According to the latest Opinium poll for the Observer newspaper, Farage's newly formed party is on 34% of the vote ahead of the 23 May election that is being held because Britain failed to leave the European Union as expected in March. Prioritising intra-party politics at home over the opportunity to elect the best decision-makers would be a disservice - not just to the least privileged in the United Kingdom, but much further across the globe. If one thing will increase the chance of a hard Brexit and embolden the far right too, it's the mandate they could claim if the projected triumph of the Brexit Party winning the largest vote share in these elections is realised.
But talks with Labour to try to secure what ministers describe as the "stable majority" in parliament to get the deal, or Withdrawal Agreement, ratified, have yet to find a breakthrough which would offer the government opposition votes.

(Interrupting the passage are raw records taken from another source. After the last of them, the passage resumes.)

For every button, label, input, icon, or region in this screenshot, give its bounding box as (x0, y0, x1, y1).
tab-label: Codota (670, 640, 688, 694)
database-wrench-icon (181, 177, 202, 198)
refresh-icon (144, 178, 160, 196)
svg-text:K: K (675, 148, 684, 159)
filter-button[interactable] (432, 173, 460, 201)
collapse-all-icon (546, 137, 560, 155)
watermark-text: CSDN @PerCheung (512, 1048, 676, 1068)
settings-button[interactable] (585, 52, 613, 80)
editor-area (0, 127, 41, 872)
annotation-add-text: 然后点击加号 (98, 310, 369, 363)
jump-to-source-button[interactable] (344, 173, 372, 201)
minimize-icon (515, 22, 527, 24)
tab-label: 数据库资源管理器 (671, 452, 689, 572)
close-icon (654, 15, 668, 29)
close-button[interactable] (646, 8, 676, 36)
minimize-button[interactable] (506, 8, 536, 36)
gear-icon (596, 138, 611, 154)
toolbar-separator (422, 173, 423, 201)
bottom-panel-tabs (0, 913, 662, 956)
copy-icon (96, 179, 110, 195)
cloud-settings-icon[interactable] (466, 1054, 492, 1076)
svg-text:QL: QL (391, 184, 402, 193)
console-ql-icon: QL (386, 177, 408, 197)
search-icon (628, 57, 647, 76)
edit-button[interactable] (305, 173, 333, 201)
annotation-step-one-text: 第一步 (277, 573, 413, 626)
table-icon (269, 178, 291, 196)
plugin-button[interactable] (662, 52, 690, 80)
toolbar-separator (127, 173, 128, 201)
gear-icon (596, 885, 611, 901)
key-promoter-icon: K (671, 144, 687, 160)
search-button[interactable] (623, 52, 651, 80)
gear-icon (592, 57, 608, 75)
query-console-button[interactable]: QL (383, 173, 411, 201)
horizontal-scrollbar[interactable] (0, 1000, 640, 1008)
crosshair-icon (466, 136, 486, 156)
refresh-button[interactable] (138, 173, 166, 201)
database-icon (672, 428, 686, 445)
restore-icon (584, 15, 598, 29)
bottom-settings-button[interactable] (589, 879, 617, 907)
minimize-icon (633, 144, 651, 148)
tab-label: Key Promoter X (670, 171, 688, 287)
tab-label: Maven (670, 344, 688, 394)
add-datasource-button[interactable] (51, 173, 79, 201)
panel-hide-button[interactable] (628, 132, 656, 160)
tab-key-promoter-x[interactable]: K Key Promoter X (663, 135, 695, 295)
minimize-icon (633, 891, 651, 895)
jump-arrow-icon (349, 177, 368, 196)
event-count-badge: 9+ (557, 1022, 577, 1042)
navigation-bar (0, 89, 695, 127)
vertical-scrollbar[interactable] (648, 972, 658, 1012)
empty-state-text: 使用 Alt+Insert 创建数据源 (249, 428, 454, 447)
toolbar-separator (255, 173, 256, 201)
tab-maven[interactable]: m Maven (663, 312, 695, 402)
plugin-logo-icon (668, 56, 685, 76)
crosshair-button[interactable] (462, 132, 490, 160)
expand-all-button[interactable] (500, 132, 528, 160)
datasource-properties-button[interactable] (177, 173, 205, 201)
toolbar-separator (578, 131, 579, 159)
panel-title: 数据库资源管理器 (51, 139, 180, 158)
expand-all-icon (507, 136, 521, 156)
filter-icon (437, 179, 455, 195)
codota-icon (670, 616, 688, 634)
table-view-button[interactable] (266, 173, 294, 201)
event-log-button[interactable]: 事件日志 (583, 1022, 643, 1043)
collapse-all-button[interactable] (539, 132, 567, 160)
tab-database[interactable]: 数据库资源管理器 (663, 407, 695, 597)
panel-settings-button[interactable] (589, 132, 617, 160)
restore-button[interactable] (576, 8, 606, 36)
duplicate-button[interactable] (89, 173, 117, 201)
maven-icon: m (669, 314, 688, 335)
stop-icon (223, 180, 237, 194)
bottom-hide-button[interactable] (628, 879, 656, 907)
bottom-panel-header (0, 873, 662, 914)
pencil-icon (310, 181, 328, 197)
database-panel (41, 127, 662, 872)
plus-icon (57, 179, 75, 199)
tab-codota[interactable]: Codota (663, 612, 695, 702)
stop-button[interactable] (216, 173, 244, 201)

That level of support would see the Brexit Party win 49 seats, becoming the UK's second biggest party after Labour, with 137.

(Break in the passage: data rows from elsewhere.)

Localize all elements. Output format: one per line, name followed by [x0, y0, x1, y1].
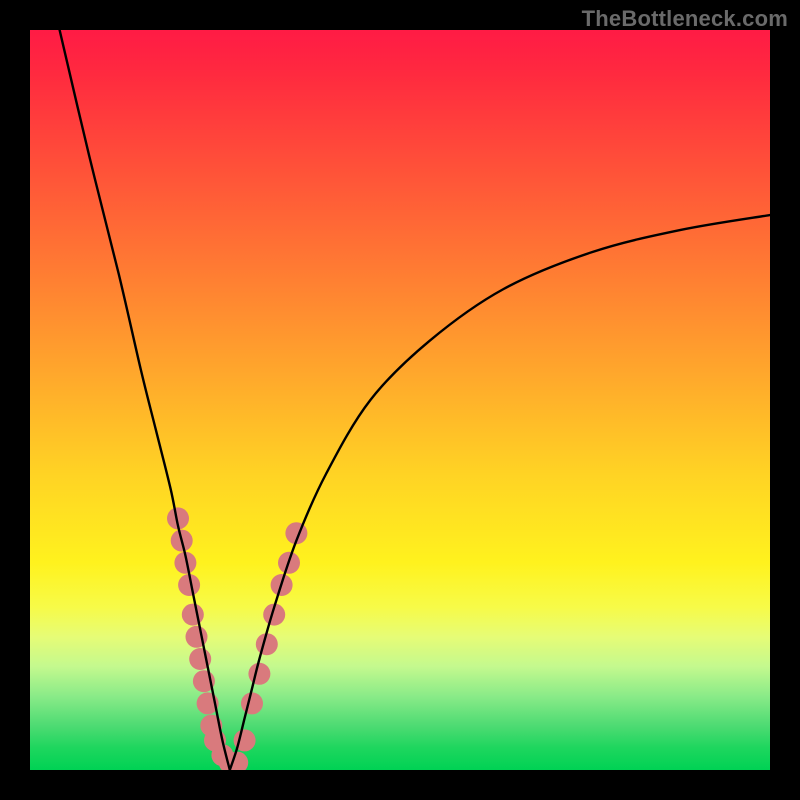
- right-branch-curve: [230, 215, 770, 770]
- data-marker: [182, 604, 204, 626]
- curve-layer: [30, 30, 770, 770]
- chart-frame: TheBottleneck.com: [0, 0, 800, 800]
- data-marker: [248, 663, 270, 685]
- marker-group: [167, 507, 307, 770]
- watermark-text: TheBottleneck.com: [582, 6, 788, 32]
- plot-area: [30, 30, 770, 770]
- data-marker: [241, 692, 263, 714]
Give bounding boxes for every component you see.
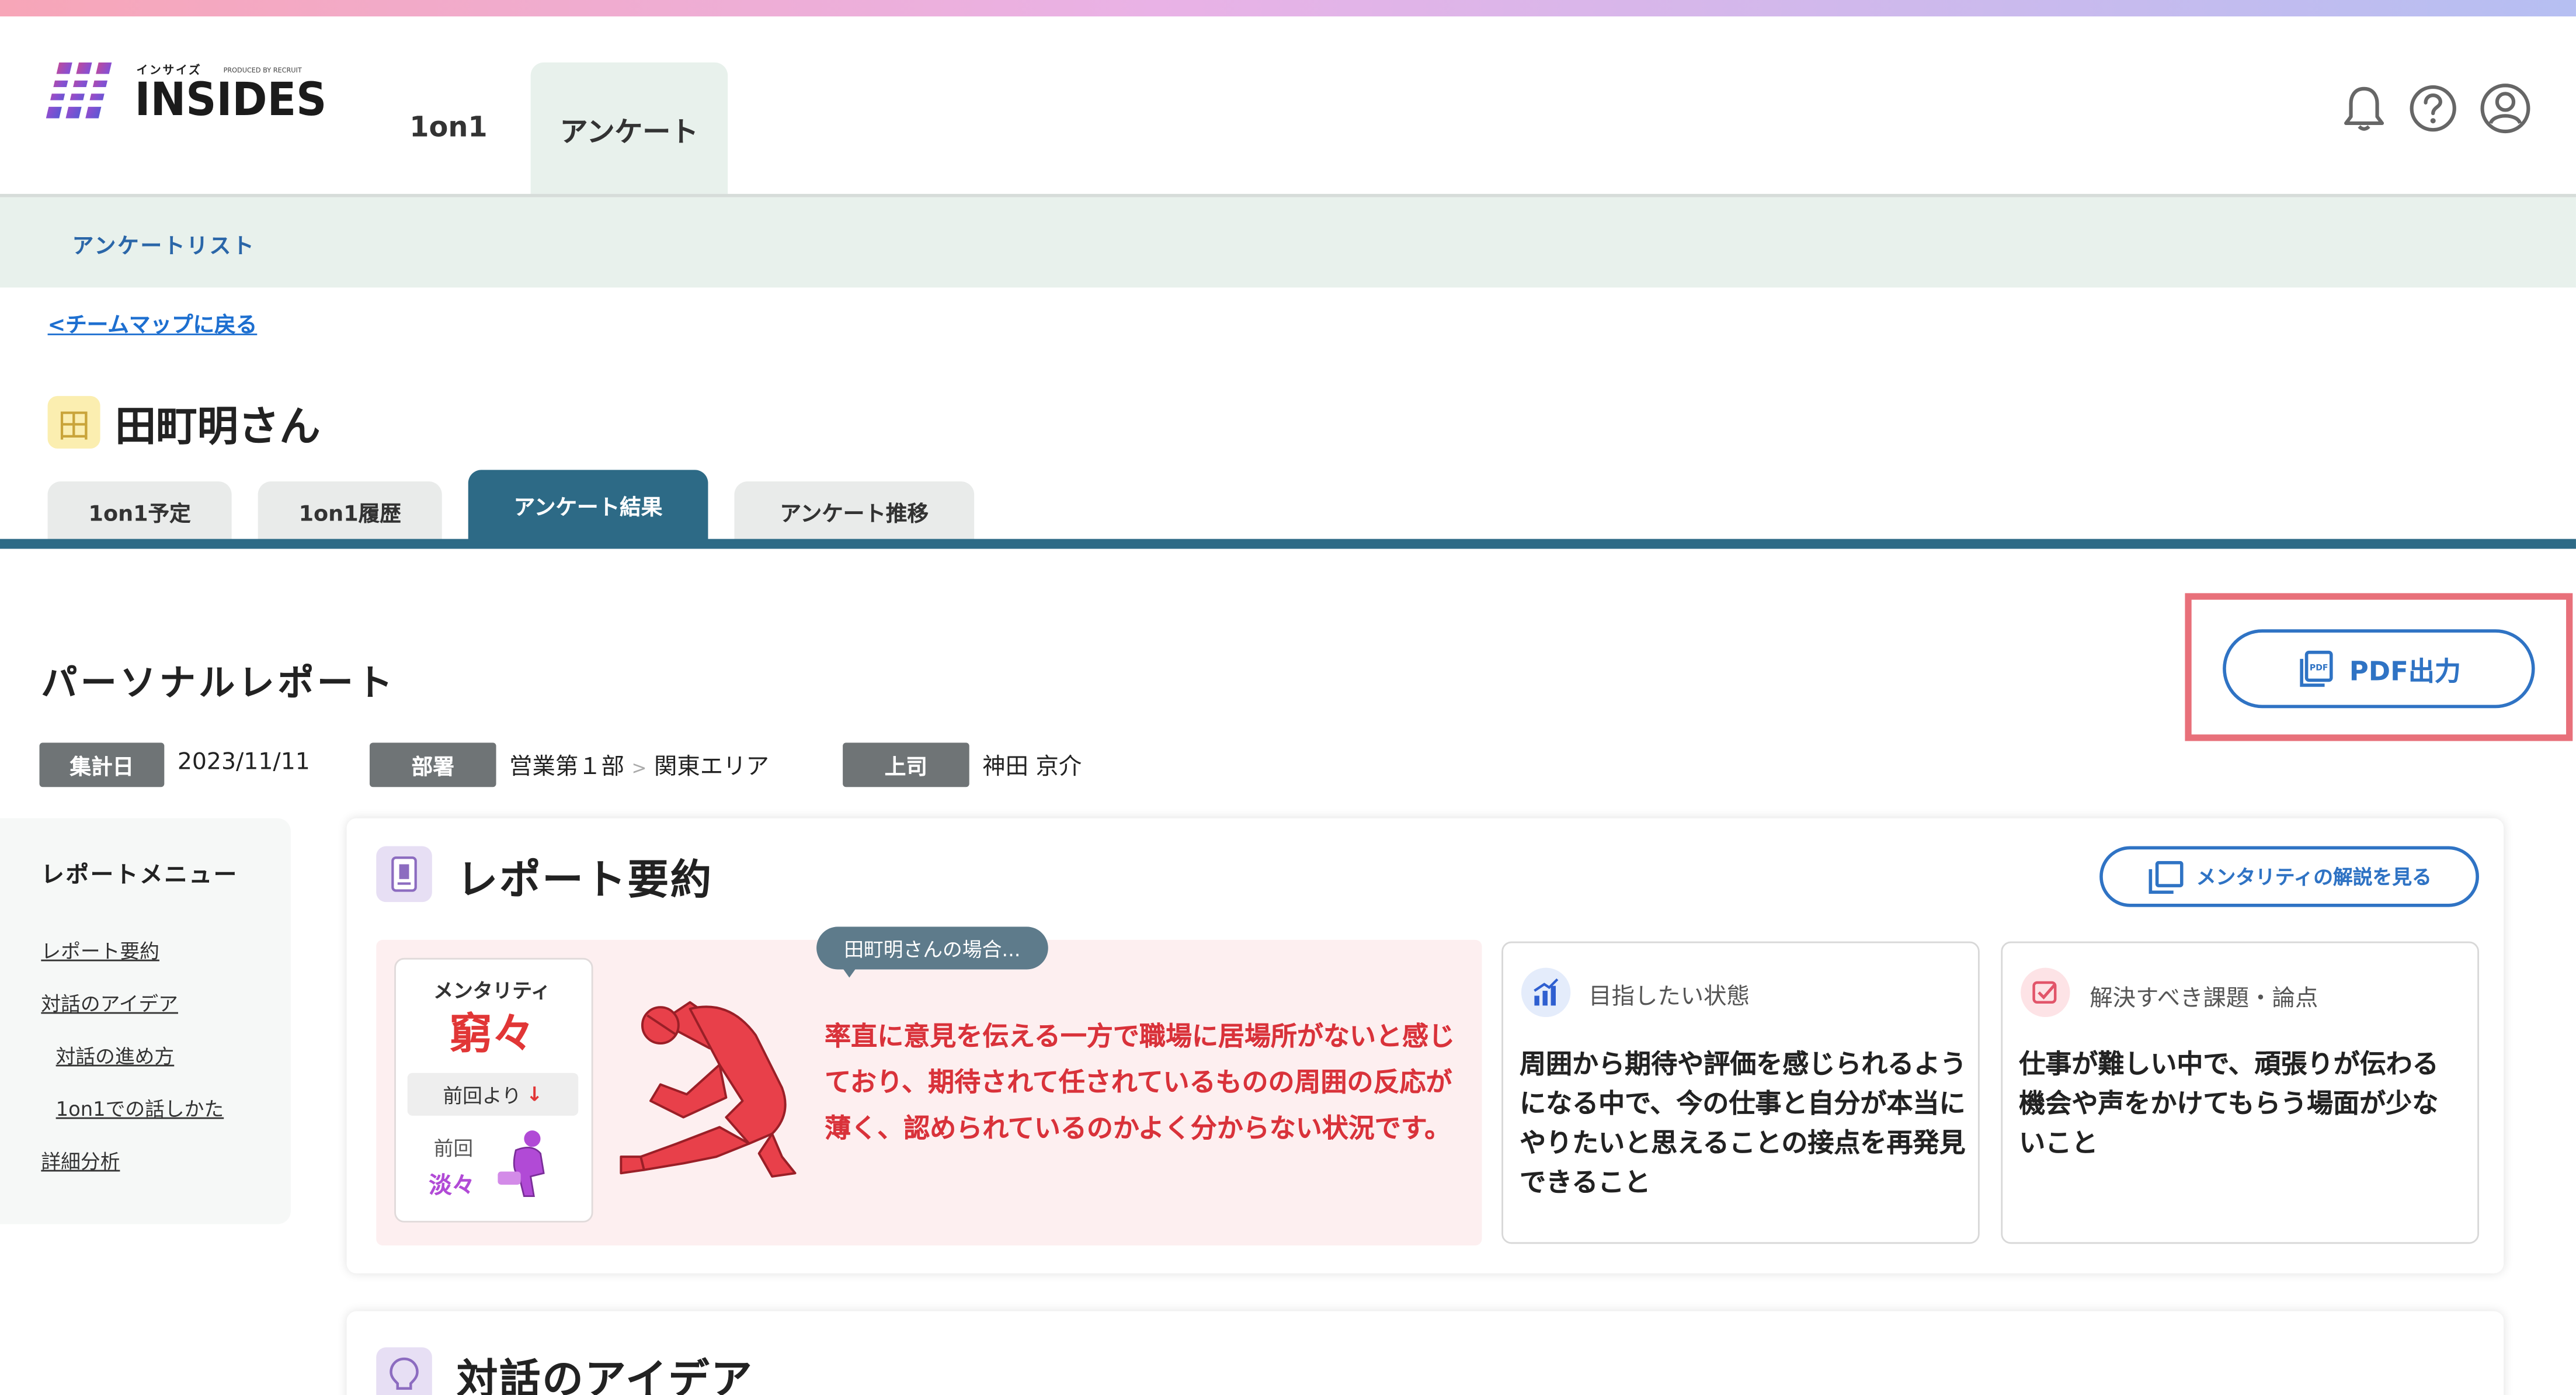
nav-tab-1on1[interactable]: 1on1 (388, 63, 509, 194)
mentality-explanation-button[interactable]: メンタリティの解説を見る (2099, 846, 2479, 907)
help-icon[interactable] (2405, 81, 2461, 137)
tab-1on1-schedule[interactable]: 1on1予定 (47, 481, 232, 541)
survey-list-link[interactable]: アンケートリスト (72, 228, 256, 259)
insides-logo[interactable]: インサイズ PRODUCED BY RECRUIT INSIDES (46, 62, 342, 129)
tab-1on1-history[interactable]: 1on1履歴 (258, 481, 442, 541)
back-to-team-map-link[interactable]: <チームマップに戻る (48, 307, 258, 338)
lightbulb-icon (376, 1347, 432, 1395)
logo-mark-icon (46, 62, 122, 119)
tab-survey-results[interactable]: アンケート結果 (468, 470, 708, 541)
side-menu-item-detail[interactable]: 詳細分析 (41, 1147, 120, 1175)
person-name: 田町明さん (114, 402, 321, 450)
avatar: 田 (47, 395, 100, 449)
summary-text: 率直に意見を伝える一方で職場に居場所がないと感じており、期待されて任されているも… (825, 1020, 1455, 1144)
goal-state-text: 周囲から期待や評価を感じられるようになる中で、今の仕事と自分が本当にやりたいと思… (1520, 1048, 1967, 1198)
side-menu-item-ideas[interactable]: 対話のアイデア (41, 989, 178, 1017)
side-menu-title: レポートメニュー (41, 862, 238, 889)
mentality-figure-icon (620, 1001, 797, 1178)
department-label-badge: 部署 (369, 742, 496, 787)
report-icon (376, 846, 432, 903)
section-title-summary: レポート要約 (457, 856, 713, 904)
department-value: 営業第１部 > 関東エリア (509, 754, 769, 781)
section-title-ideas: 対話のアイデア (457, 1355, 754, 1395)
pages-icon (2149, 860, 2184, 893)
previous-mentality-figure-icon (498, 1130, 545, 1198)
tab-survey-trend[interactable]: アンケート推移 (734, 481, 975, 541)
previous-mentality-value: 淡々 (429, 1173, 475, 1200)
side-menu-item-how-to-talk[interactable]: 1on1での話しかた (56, 1094, 224, 1122)
person-case-bubble: 田町明さんの場合... (816, 926, 1048, 970)
down-arrow-icon: ↓ (526, 1082, 543, 1106)
side-menu-item-how-to-proceed[interactable]: 対話の進め方 (56, 1042, 175, 1070)
previous-label: 前回 (433, 1137, 474, 1160)
date-label-badge: 集計日 (39, 742, 165, 787)
bubble-tail (841, 966, 858, 978)
pdf-button-label: PDF出力 (2349, 655, 2461, 687)
growth-chart-icon (1521, 967, 1571, 1018)
tab-underline (0, 539, 2576, 549)
logo-wordmark: INSIDES (134, 72, 327, 127)
manager-label-badge: 上司 (843, 742, 969, 787)
page-title: パーソナルレポート (41, 664, 397, 705)
date-value: 2023/11/11 (177, 749, 310, 776)
pdf-export-button[interactable]: PDF PDF出力 (2223, 629, 2535, 709)
mentality-value: 窮々 (449, 1010, 535, 1060)
bell-icon[interactable] (2336, 81, 2392, 137)
previous-change-badge: 前回より ↓ (407, 1073, 579, 1116)
sub-navigation-bar (0, 197, 2576, 288)
pdf-icon: PDF (2300, 650, 2333, 687)
checklist-icon (2021, 967, 2070, 1018)
side-menu-item-summary[interactable]: レポート要約 (41, 936, 159, 964)
svg-text:PDF: PDF (2310, 664, 2328, 673)
top-gradient-bar (0, 0, 2576, 17)
mentality-label: メンタリティ (433, 979, 551, 1002)
goal-state-title: 目指したい状態 (1588, 984, 1750, 1011)
manager-value: 神田 京介 (982, 754, 1082, 781)
nav-tab-survey[interactable]: アンケート (530, 62, 728, 194)
issue-title: 解決すべき課題・論点 (2090, 985, 2318, 1012)
user-account-icon[interactable] (2477, 81, 2533, 137)
issue-text: 仕事が難しい中で、頑張りが伝わる機会や声をかけてもらう場面が少ないこと (2019, 1048, 2439, 1158)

Sir Keir highlighted how the party lost 200 lost seats in this month's council elections, which he said were a sign Labour was losing the trust of Remain as well as Leave voters. The Liberal Democrats - who openly oppose Brexit - are just ahead of the Tories on 12%.
"The data shows the public aren't yet convinced that these newer forces will become a permanent feature in British politics, although both these parties will be hoping to prove the public wrong, and a strong showing in next week's election could give them momentum and help them stand out in an increasingly crowded field".
"And it will, it will take six to eight weeks to get the whole exercise going, but let's just start it now".
"We've got a two-party system that now serves nothing but itself", he said.
He condemned the talks with Labour and the prospect of a "Brexit in name only".
Ministerial aide Huw Merriman said the party faced a "mauling" as an opinion poll suggested the Conservatives could slump to fifth place.
Labour has dropped 5% from 21% the previous week.
He said: "I didn't expect to see him at all".
He said: "On the European elections, while the question of which party Brexit voters should back was settled some time ago, the equivalent for Remain voters is still ambiguous". Giving a vote to a minority party at these elections will be a greater gift to Farage than a kick in the face for Labour.
YouGov surveyed 2,212 adults for its survey.